The day before CT colonography, 50 to 2000 mL of an aqueous solution in which the water-soluble polymer or salt laxative is dissolved in water, and the barium are each taken once or divided into multiple times, Pretreatment drug for CT colonography.   24. The pretreatment drug for CT colonography according to claim 23, wherein the water-soluble polymer or salt laxative dissolved in water and the barium are taken within 30 minutes.   The pretreatment agent for CT colonography according to claim 23 or 24, wherein the total dose of the aqueous solution on the day before CT colonography is 70 to 900 mL. The barium is barium sulfate;
The CT colonography according to any one of claims 23 to 25, which has a viscosity of 350 mPa · s or more at a shear rate of 21.54 s ^{-1 and 5 to} 90 mPa · s at a shear rate of 464.1 s ^-1 . Pretreatment drug for. A solution for oral administration in CT colonography digestive tract imaging,
Containing a water-soluble polymer or a salt laxative,
The day before CT colonography, 50-2000 mL was taken in one or more times with barium,
The viscosity is 100 to 750 mPa · s at a shear rate of 21.54 s ^{−1 and 5 to} 90 mPa · s at a shear rate of 464.1 s ⁻¹ ;
Oral administration, wherein the cumulative volume distribution of barium has a particle diameter D10 of 10% cumulative of 0.30 to 0.50 μm and a particle diameter D90 of 90% cumulative of 1.00 to 2.00 μm.
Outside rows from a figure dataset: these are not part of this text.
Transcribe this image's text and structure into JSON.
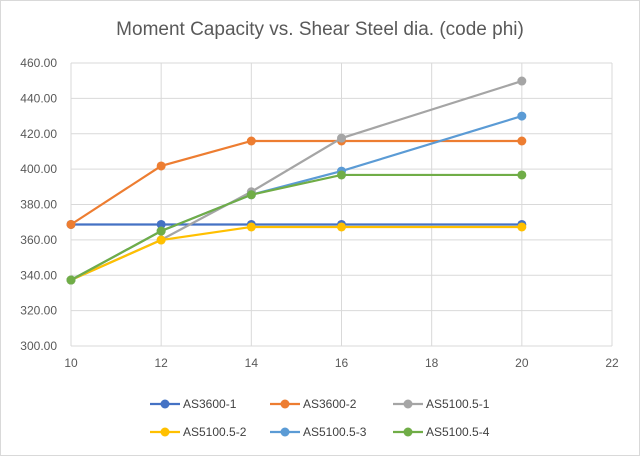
{
  "chart_data": {
    "type": "line",
    "title": "Moment Capacity vs. Shear Steel dia. (code phi)",
    "xlabel": "",
    "ylabel": "",
    "xlim": [
      10,
      22
    ],
    "ylim": [
      300,
      460
    ],
    "x_ticks": [
      "10",
      "12",
      "14",
      "16",
      "18",
      "20",
      "22"
    ],
    "y_ticks": [
      "300.00",
      "320.00",
      "340.00",
      "360.00",
      "380.00",
      "400.00",
      "420.00",
      "440.00",
      "460.00"
    ],
    "grid": true,
    "legend_position": "bottom",
    "x": [
      10,
      12,
      14,
      16,
      20
    ],
    "series": [
      {
        "name": "AS3600-1",
        "color": "#4472C4",
        "values": [
          368.7,
          368.7,
          368.7,
          368.7,
          368.7
        ]
      },
      {
        "name": "AS3600-2",
        "color": "#ED7D31",
        "values": [
          368.7,
          401.8,
          415.9,
          415.9,
          415.9
        ]
      },
      {
        "name": "AS5100.5-1",
        "color": "#A5A5A5",
        "values": [
          337.3,
          360.0,
          387.2,
          417.5,
          449.8
        ]
      },
      {
        "name": "AS5100.5-2",
        "color": "#FFC000",
        "values": [
          337.3,
          359.9,
          367.3,
          367.3,
          367.3
        ]
      },
      {
        "name": "AS5100.5-3",
        "color": "#5B9BD5",
        "values": [
          337.3,
          365.0,
          385.5,
          398.9,
          430.0
        ]
      },
      {
        "name": "AS5100.5-4",
        "color": "#70AD47",
        "values": [
          337.3,
          365.0,
          385.5,
          396.7,
          396.7
        ]
      }
    ]
  }
}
Solution.   Viscosity, shear rate 21.54s ^-1 The solution for oral administration according to any one of claims 1 to 16 or 27, wherein the solution is 350 to 750 mPa · s.   Viscosity, shear rate 21.54s ^-1 The solution for oral administration according to any one of claims 1 to 16 or 27, wherein the solution is 350 to 500 mPa · s.   Viscosity, shear rate 21.54s ^-1 The composition for gastrointestinal tract imaging according to any one of claims 17 to 22, wherein the composition is 350 to 750 mPa · s.   Viscosity, shear rate 21.54s ^-1 The composition for gastrointestinal tract imaging according to any one of claims 17 to 22, which is 350 to 500 mPa · s.   Viscosity, shear rate 21.54s ^-1 The pretreatment agent for CT colonography according to any one of claims 23 to 26, wherein the pretreatment agent is 350 to 750 mPa · s.   Viscosity, shear rate 21.54s ^-1 The pretreatment agent for CT colonography according to any one of claims 23 to 26, wherein the pretreatment agent is 350 to 500 mPa · s.